What’s the Latest at COUNTER?

by Byron Russell, Head of ingentaconnect
Library Bulletin, Autumn 2015

lorraine-estelle-lgLorraine Estelle is the Director of Project COUNTER, having been appointed to the post in March this year. Byron Russell of ingentaconnect caught up with her at the ALPSP conference to ask her more about the COUNTER project, and its development roadmap.

Q. Is there a roadmap for where COUNTER is heading as a standard?

Lorraine: Our current stakeholder consultation, which we are running over the next six months, will inform the roadmap for COUNTER. Stakeholders here include vendors, publishers and librarians and library consortia, and our aim is to meet the needs of these groups. The demand for article level metrics will also inform the roadmap. The recent HEFCE (Higher Education Funding Council for England) report, The Metric Tide, makes a recommendation to publishers for the implementation of article level metrics and COUNTER can work to address this by building on Release 1 of the Code of Practice for Articles.

Q. Where does the impetus for change to the COUNTER standard come from?

Lorraine: There is little point in having a standard if it doesn’t meet the needs of stakeholders – and so the needs of the groups we serve are the impetus for change! We also have to look at the current context and changing environment – for example, the growth in Gold Open Access was driver for change when we released the GOA1 reports. We have also conducted consultation about eBooks and there is a defined demand for improved statistics reporting in this area. Another impetus for change is the demand for machine-to-machine collections of COUNTER data, so our next release is likely to see a greater focus on automated, machine-readable reports rather than Excel downloads.

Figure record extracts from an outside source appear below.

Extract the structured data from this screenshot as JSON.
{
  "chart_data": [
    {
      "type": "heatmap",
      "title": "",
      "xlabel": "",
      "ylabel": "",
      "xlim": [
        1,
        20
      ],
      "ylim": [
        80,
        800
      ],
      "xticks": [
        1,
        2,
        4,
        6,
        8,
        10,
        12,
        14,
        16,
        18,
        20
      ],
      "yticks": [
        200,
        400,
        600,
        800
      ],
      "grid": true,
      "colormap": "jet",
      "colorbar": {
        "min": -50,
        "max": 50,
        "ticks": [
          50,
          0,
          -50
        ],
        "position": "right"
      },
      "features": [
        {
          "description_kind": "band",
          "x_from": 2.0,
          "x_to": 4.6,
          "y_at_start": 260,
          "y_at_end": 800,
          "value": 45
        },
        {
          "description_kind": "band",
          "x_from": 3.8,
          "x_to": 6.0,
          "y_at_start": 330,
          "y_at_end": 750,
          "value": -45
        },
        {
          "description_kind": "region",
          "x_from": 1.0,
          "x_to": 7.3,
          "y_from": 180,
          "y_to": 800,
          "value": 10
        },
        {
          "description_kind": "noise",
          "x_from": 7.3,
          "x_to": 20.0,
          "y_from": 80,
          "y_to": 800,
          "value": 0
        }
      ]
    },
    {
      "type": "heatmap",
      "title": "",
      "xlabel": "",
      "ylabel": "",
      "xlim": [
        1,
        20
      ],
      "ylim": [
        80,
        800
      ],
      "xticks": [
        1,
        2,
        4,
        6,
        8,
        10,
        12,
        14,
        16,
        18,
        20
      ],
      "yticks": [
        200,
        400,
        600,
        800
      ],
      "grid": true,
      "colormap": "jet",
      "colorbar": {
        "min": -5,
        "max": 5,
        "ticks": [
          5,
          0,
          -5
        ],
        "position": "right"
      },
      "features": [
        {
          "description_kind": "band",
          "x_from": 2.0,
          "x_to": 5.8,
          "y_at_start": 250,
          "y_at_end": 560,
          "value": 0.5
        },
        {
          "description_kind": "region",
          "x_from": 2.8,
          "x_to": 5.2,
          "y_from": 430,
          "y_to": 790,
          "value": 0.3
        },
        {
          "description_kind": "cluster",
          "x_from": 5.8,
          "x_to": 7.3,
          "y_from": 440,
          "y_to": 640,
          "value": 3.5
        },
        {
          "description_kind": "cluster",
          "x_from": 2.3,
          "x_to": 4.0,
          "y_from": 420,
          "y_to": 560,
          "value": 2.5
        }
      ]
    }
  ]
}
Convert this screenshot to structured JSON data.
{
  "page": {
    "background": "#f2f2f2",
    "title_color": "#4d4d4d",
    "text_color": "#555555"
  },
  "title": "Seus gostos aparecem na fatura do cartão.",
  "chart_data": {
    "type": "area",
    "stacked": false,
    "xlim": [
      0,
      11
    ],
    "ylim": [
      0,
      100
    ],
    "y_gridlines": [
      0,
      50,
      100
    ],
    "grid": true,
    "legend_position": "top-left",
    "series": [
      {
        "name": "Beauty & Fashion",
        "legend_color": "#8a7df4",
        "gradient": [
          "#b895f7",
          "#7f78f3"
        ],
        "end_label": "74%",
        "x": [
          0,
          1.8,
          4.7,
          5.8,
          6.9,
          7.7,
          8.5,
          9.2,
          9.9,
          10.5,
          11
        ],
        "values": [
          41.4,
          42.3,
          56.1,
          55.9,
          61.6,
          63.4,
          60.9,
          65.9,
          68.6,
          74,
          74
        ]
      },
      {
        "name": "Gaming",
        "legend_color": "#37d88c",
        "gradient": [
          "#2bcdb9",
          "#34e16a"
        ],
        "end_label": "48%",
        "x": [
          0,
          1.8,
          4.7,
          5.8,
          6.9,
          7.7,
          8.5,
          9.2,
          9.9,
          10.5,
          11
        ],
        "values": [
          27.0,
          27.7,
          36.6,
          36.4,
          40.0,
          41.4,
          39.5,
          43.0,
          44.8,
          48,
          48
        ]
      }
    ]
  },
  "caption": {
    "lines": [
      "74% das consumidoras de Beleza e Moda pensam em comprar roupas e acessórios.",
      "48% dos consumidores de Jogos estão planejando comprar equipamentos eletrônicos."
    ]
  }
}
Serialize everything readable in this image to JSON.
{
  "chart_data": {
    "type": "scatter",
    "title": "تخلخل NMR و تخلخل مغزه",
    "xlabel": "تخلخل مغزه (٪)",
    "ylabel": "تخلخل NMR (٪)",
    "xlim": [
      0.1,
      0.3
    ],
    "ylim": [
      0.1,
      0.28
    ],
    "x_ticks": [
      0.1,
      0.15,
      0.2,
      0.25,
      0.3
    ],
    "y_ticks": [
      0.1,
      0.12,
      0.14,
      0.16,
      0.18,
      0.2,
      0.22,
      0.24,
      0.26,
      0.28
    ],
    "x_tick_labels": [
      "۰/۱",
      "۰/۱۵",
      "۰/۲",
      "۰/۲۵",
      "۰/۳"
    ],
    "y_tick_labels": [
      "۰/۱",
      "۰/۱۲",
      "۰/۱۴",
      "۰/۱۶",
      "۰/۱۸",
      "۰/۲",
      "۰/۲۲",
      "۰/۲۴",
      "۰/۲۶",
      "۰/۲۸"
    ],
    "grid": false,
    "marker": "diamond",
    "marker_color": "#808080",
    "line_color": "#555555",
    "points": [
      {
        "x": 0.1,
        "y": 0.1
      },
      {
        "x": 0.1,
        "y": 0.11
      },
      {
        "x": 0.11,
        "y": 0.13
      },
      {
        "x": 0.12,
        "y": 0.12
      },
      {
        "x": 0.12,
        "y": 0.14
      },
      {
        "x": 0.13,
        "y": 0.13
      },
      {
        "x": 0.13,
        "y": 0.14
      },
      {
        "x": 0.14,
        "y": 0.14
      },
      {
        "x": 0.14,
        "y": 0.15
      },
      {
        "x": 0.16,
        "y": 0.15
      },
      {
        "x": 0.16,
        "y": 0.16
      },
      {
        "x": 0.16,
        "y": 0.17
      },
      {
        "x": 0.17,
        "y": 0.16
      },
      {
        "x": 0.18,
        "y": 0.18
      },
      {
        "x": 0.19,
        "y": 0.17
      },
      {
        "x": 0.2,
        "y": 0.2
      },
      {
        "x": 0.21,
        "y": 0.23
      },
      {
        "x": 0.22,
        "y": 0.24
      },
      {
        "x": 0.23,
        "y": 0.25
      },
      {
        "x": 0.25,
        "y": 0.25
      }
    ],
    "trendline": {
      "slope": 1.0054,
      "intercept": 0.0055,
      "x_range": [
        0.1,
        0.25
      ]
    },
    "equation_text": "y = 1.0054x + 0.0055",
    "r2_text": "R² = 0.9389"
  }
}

Q. Do you think over the last 5/10/15 years, usage metrics have increased in importance?

Lorraine: Yes! COUNTER was born thirteen years ago, arising out of a need for consistent and reliable standards so that publishers can to prove the value of their content and for librarians, to inform collection building decisions. Increasingly we’re seeing COUNTER data being mashed with other data, such as student usage and Altmetric data. The power of statistics depends on bringing together data from different sources to create meaningful, multi-dimensional reports.

Q. What are the types of organization or service for which COUNTER standard statistics would be appropriate?

Lorraine: Clearly, academic librarians, publishers and other vendors of academic resources. Institutional repositories (IRs) are another area for usage statistics; for example, in IRUS-UK (Institutional Repository Usage Statistics UK) COUNTER-compliant statistics provide opportunities to demonstrate the value and impact of IRs.

NISO (National Information Standards Organization) currently has a working group looking at data metrics for non-traditional research outputs such as research data. COUNTER standards could be used for consistently recording downloads of research data and other research outputs.

COUNTER wants to work with more publishers – especially those publishing non-English content – to become COUNTER compliant. COUNTER is a global organisation, but there are challenges – languages and time zones, but we aim to increase the international reach of COUNTER and compliance with the Code of Practice.

Q. How closely does Project COUNTER work with other bodies which also aim to improve statistics provision? For example ARL Statistics and Assessment or NISO SUSHI.

Lorraine: Collaboration is essential. The power of standards lies in their being all applied accurately, and working with each other – so for example SUSHI is essential to, and interdependent with, COUNTER. Members of the COUNTER Technical Advisory Group are also members of the NISO working groups to ensure there is good join-up. There is an increasing amount of collaboration between groups and I see it as part of my brief to help facilitate such collaboration.